O EP se inicia com uma proposta audiovisual cômica em Track1, que retrata o processo em que o produtor apresenta seus beats para JPEG. Deitado em uma maca com um aparelho metálico que remete a um instrumento científico, o rapper reage gradualmente aos sons. O clipe chega a ser engraçado, porque, de início, ele não se interessa por nada do que o DJ apresenta. “Seja lá qual for o barulho que você acabou de fazer aí, isso me assustou pra caramba!”. Contudo, no decorrer dos testes, entendemos porque Barrington rejeita tanto as primeiras tentativas: ele sabia do que Flume era capaz. 

Os beats iniciais eram marcados apenas por sons graves e estridentes sem ritmo nenhum, a ponto de incomodar. Com o tempo, Flume vai agregando outros elementos eletrônicos que complementam a experiência, até que chegam a um ponto de concordância. A partir daí, compartilhamos do experimento entre os dois artistas e mergulhamos de cabeça no projeto. Com imagens quase alucinógenas, tomamos o lugar de JPEG na maca e embarcamos em uma breve viagem musical.
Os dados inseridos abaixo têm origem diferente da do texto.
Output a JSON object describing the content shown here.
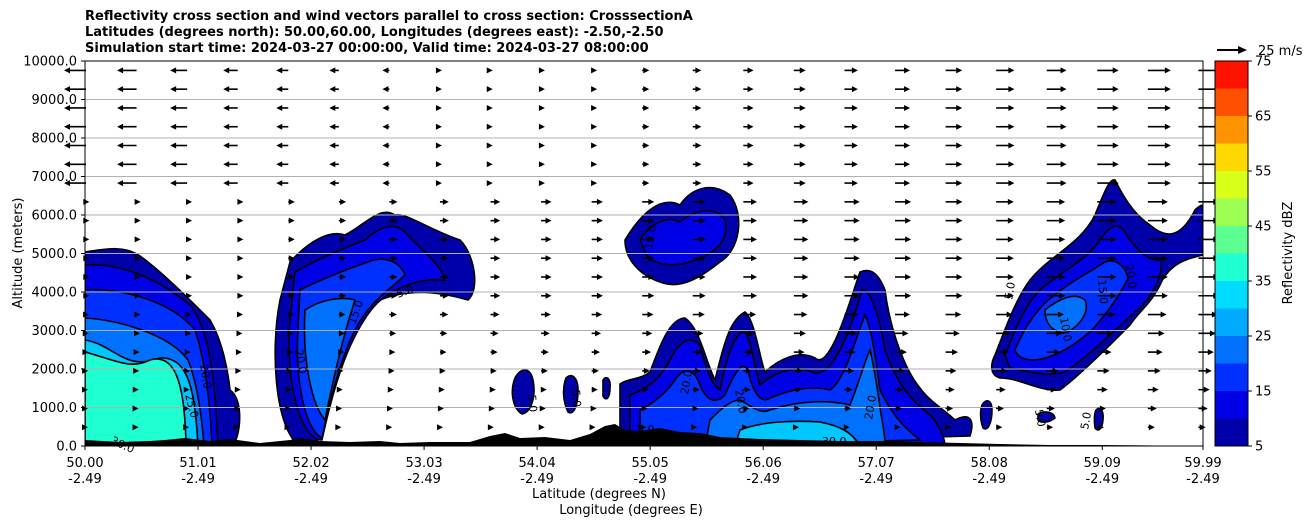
{
  "header": {
    "title_lines": [
      "Reflectivity cross section and wind vectors parallel to cross section: CrosssectionA",
      "Latitudes (degrees north): 50.00,60.00, Longitudes (degrees east): -2.50,-2.50",
      "Simulation start time: 2024-03-27 00:00:00, Valid time: 2024-03-27 08:00:00"
    ]
  },
  "chart_data": {
    "type": "contour",
    "title": "Reflectivity cross section and wind vectors parallel to cross section: CrosssectionA",
    "ylabel": "Altitude (meters)",
    "xlabel": "Latitude (degrees N)",
    "xlabel2": "Longitude (degrees E)",
    "xlim": [
      50.0,
      59.99
    ],
    "ylim": [
      0,
      10000
    ],
    "grid": "horizontal",
    "y_ticks": [
      0,
      1000,
      2000,
      3000,
      4000,
      5000,
      6000,
      7000,
      8000,
      9000,
      10000
    ],
    "y_tick_labels": [
      "0.0",
      "1000.0",
      "2000.0",
      "3000.0",
      "4000.0",
      "5000.0",
      "6000.0",
      "7000.0",
      "8000.0",
      "9000.0",
      "10000.0"
    ],
    "x_ticks": [
      50.0,
      51.01,
      52.02,
      53.03,
      54.04,
      55.05,
      56.06,
      57.07,
      58.08,
      59.09,
      59.99
    ],
    "x_tick_labels": [
      {
        "lat": "50.00",
        "lon": "-2.49"
      },
      {
        "lat": "51.01",
        "lon": "-2.49"
      },
      {
        "lat": "52.02",
        "lon": "-2.49"
      },
      {
        "lat": "53.03",
        "lon": "-2.49"
      },
      {
        "lat": "54.04",
        "lon": "-2.49"
      },
      {
        "lat": "55.05",
        "lon": "-2.49"
      },
      {
        "lat": "56.06",
        "lon": "-2.49"
      },
      {
        "lat": "57.07",
        "lon": "-2.49"
      },
      {
        "lat": "58.08",
        "lon": "-2.49"
      },
      {
        "lat": "59.09",
        "lon": "-2.49"
      },
      {
        "lat": "59.99",
        "lon": "-2.49"
      }
    ],
    "colorbar": {
      "label": "Reflectivity dBZ",
      "levels": [
        5,
        10,
        15,
        20,
        25,
        30,
        35,
        40,
        45,
        50,
        55,
        60,
        65,
        70,
        75
      ],
      "tick_labels": [
        "5",
        "15",
        "25",
        "35",
        "45",
        "55",
        "65",
        "75"
      ],
      "colors": [
        "#0000aa",
        "#0000e6",
        "#0030ff",
        "#0070ff",
        "#00aaff",
        "#00dcff",
        "#1effd2",
        "#5cff92",
        "#9cff52",
        "#d8ff18",
        "#ffd800",
        "#ff9400",
        "#ff5000",
        "#ff1200",
        "#a80000"
      ]
    },
    "wind_reference": {
      "label": "25 m/s",
      "speed": 25
    },
    "contour_labels": [
      "5.0",
      "10.0",
      "15.0",
      "20.0",
      "25.0",
      "30.0"
    ]
  }
}
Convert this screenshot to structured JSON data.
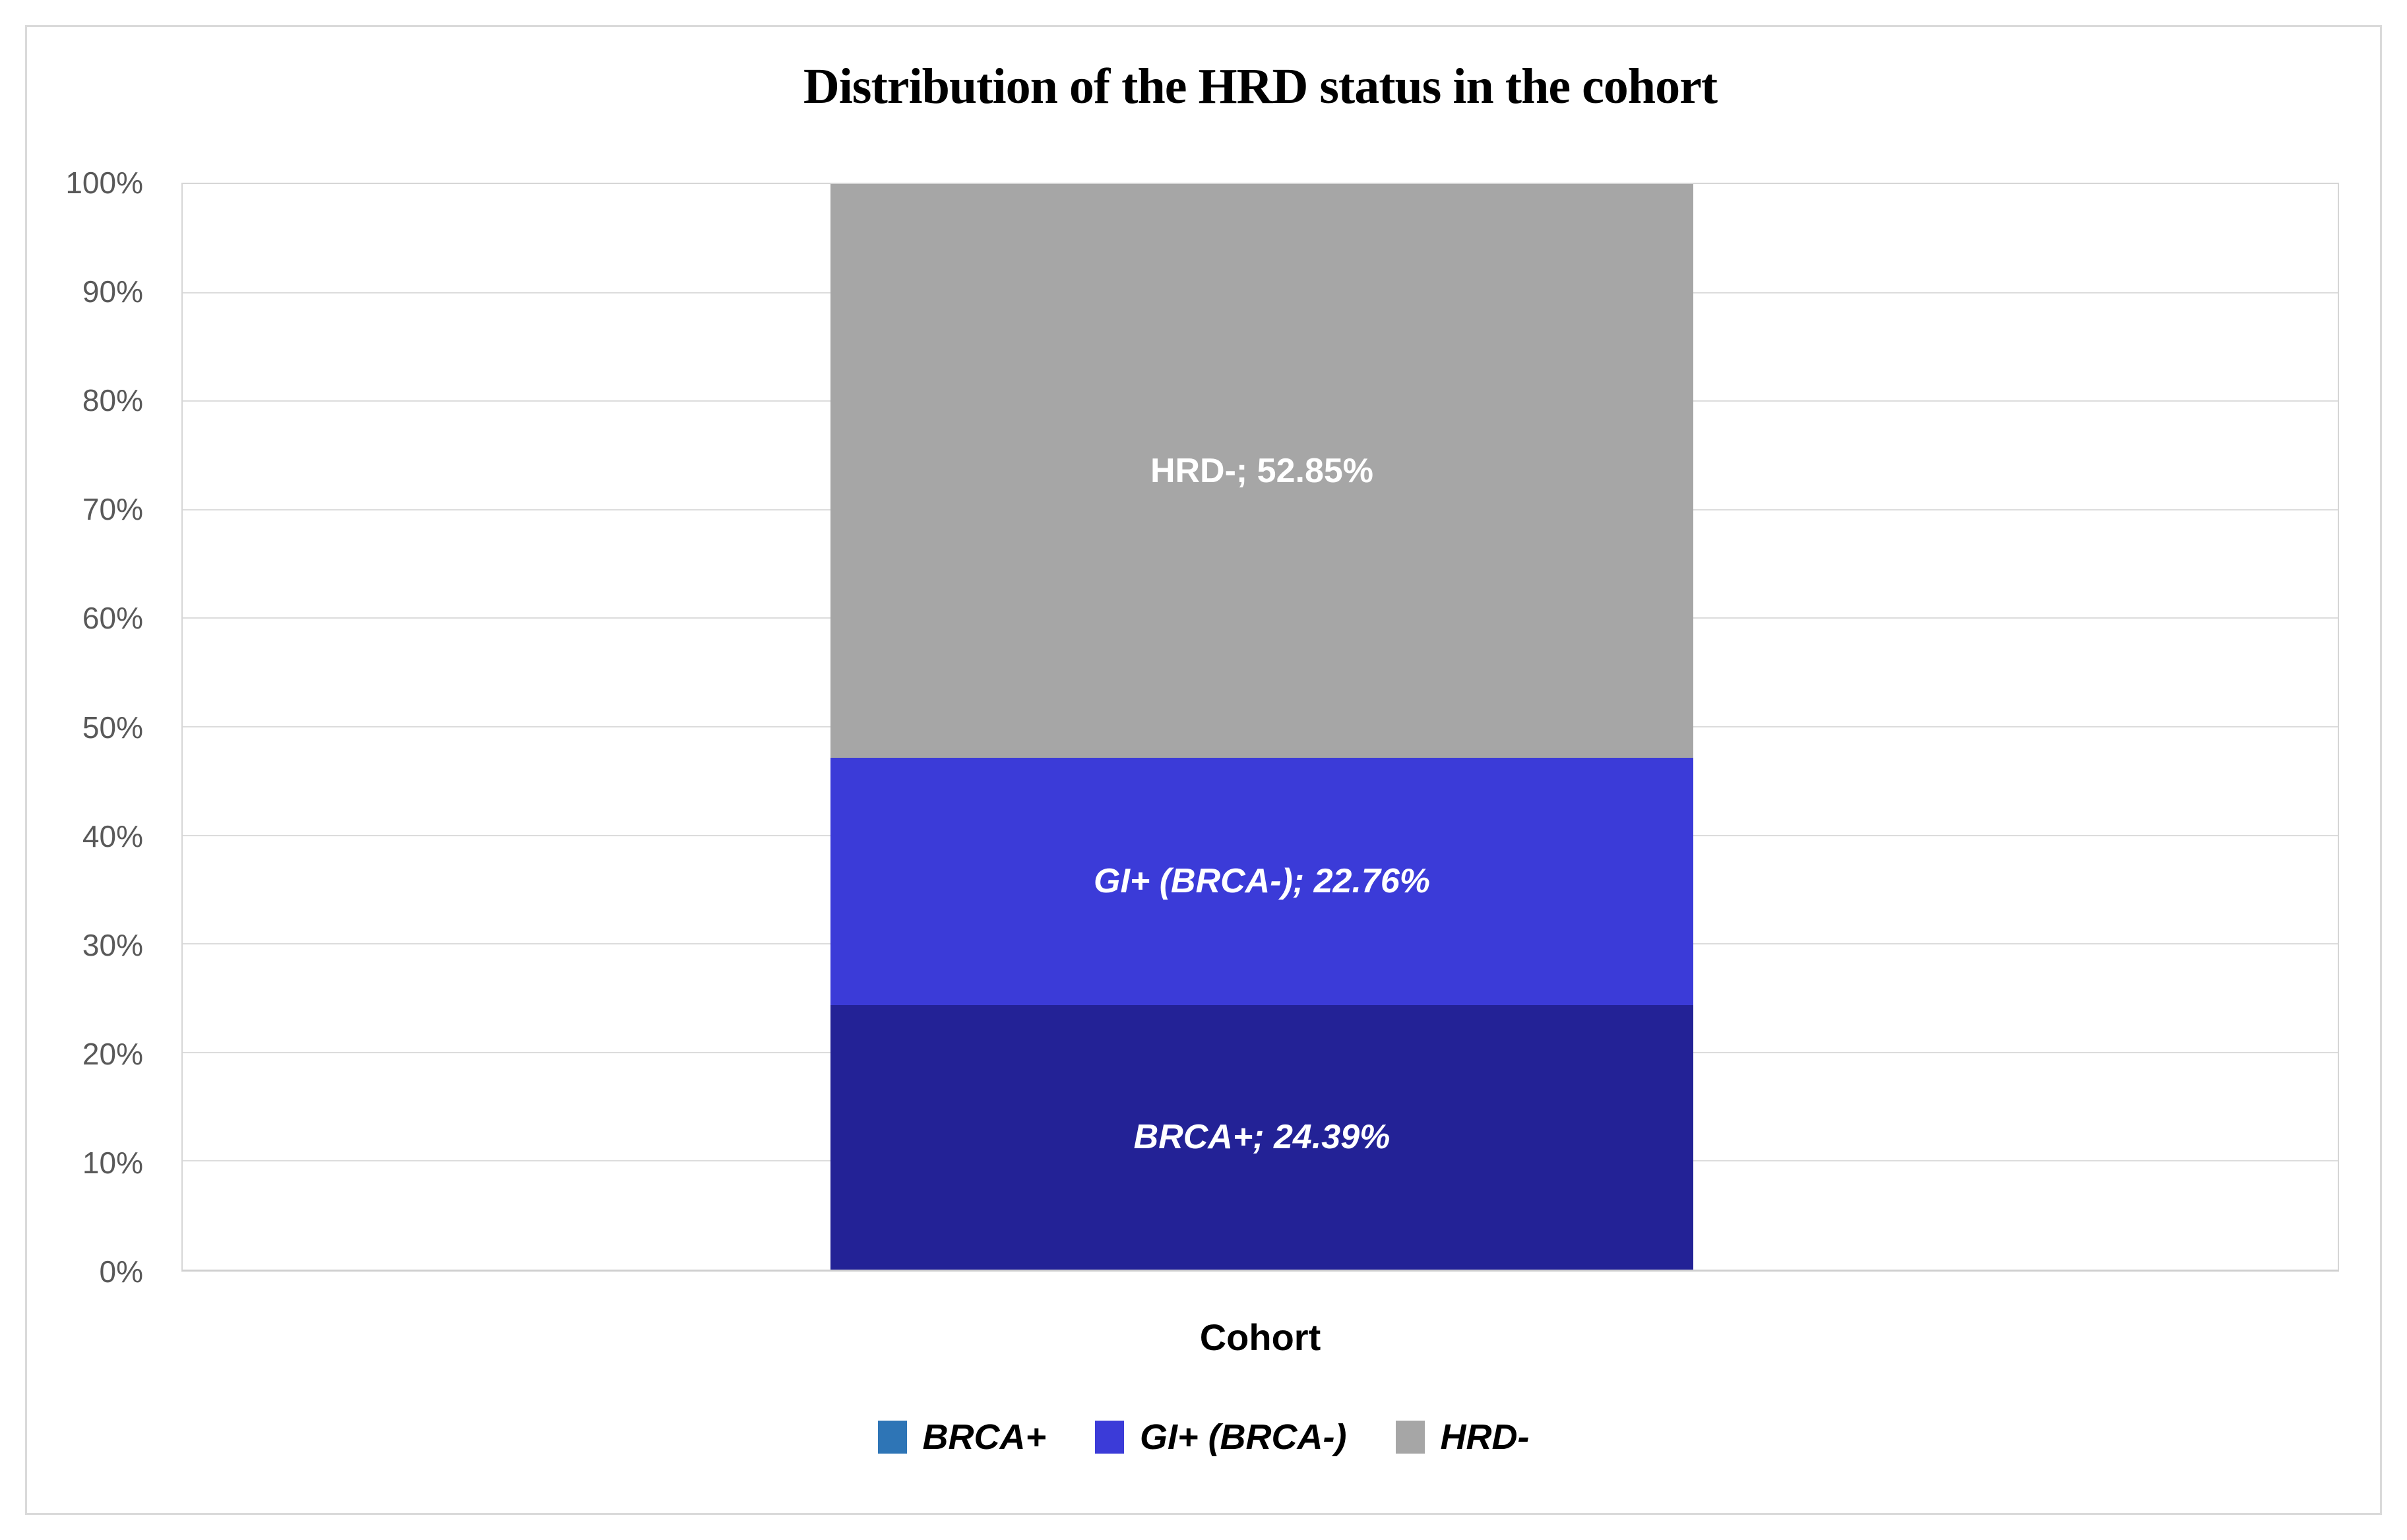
{
  "chart_data": {
    "type": "bar",
    "stacked": true,
    "title": "Distribution of the HRD status in the cohort",
    "xlabel": "Cohort",
    "categories": [
      "Cohort"
    ],
    "series": [
      {
        "name": "BRCA+",
        "value": 24.39,
        "data_label": "BRCA+; 24.39%",
        "fill_color": "#232296",
        "legend_color": "#2e75b6",
        "label_italic": true
      },
      {
        "name": "GI+ (BRCA-)",
        "value": 22.76,
        "data_label": "GI+ (BRCA-); 22.76%",
        "fill_color": "#3b3bd8",
        "legend_color": "#3b3bd8",
        "label_italic": true
      },
      {
        "name": "HRD-",
        "value": 52.85,
        "data_label": "HRD-; 52.85%",
        "fill_color": "#a6a6a6",
        "legend_color": "#a6a6a6",
        "label_italic": false
      }
    ],
    "y_axis": {
      "min": 0,
      "max": 100,
      "step": 10,
      "ticks": [
        "100%",
        "90%",
        "80%",
        "70%",
        "60%",
        "50%",
        "40%",
        "30%",
        "20%",
        "10%",
        "0%"
      ]
    },
    "legend_position": "bottom",
    "grid": true,
    "colors": {
      "grid": "#dcdcdc",
      "tick_text": "#595959",
      "data_label_text": "#ffffff",
      "title_text": "#000000",
      "figure_border": "#dadada"
    }
  }
}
Com uma temática cyber, o EP apresenta um conceito voltado à tecnologia, interação social, relacionamentos e à percepção da realidade de forma moderna e futurista. Em “Is It Real?” (feat. Ravyn Lenae), a voz robótica do rapper e os versos marcantes de Ravyn, cantora de R&B, apresentam o mantra do carpe diem da forma mais crua possível: viver o agora, sem se preocupar com julgamentos alheios e aproveitando cada segundo de uma vida “curta”.

“IA Girlfriend”, terceira faixa do projeto, é estranha e desconfortável por trazer alusões à inteligência artificial dentro de uma relação afetiva. JPEG usa termos técnicos de tecnologia até para descrever o ato sexual, como no verso: “Então vou limpar meu cache antes de me conectar com você, sim / Minha namorada IA ficará na minha página inicial até o mundo acabar”. A música ainda acompanha um videoclipe que mostra um robô de aparência feminina em um strip club, onde essa “IA Girlfriend” parece estar em um processo de reconhecimento do ambiente e do comportamento feminino, talvez para poder imitá-lo. Entre os versos, ecoam falas em uma voz feminina que remetem ao filme Her, estrelado por Joaquin Phoenix, que causou reações mistas no público justamente por apresentar um futuro que, aos poucos, parece menos distante.

Na última música do EP, os dois produtores amarram o que idealizaram ao longo do EP. Hoje, são tantas as coisas produzidas por IA— textos, imagens, vídeos e até mesmo música — que fica cada vez mais difícil compreender o que é falso e o que é real. Ocean Is Fake  é uma faixa sem progressão clara, com um refrão repetitivo no início, e só no final temos um verso de JPEGMAFIA que referencia, tanto relações que não parecem reais, quanto o fato de sempre ter que gravar, registrar ou expor algo para que isso seja considerado real. “Se não for permanente, não podemos tirar fotos de família. Se não for permanente, você pode tirar uma foto com ele, só isso”, declara o rapper.

O resultado da colaboração entre a dupla é um trabalho experimental e proveitoso para ambos os produtores, já que, além de cantor e compositor, Hendricks também é produtor e pôde dar seu toque no EP. Em entrevista para a Cambridge Union, ele diz que começou a fazer rap porque ninguém gostava dos seus beats antes. Mas reforça: “Em primeiro lugar, sou um produtor. Depois, um rapper. Mas levo os dois a sério!”. No final, são dois amigos dentro de um estúdio experimentando e produzindo o que mais os agrada sonoramente.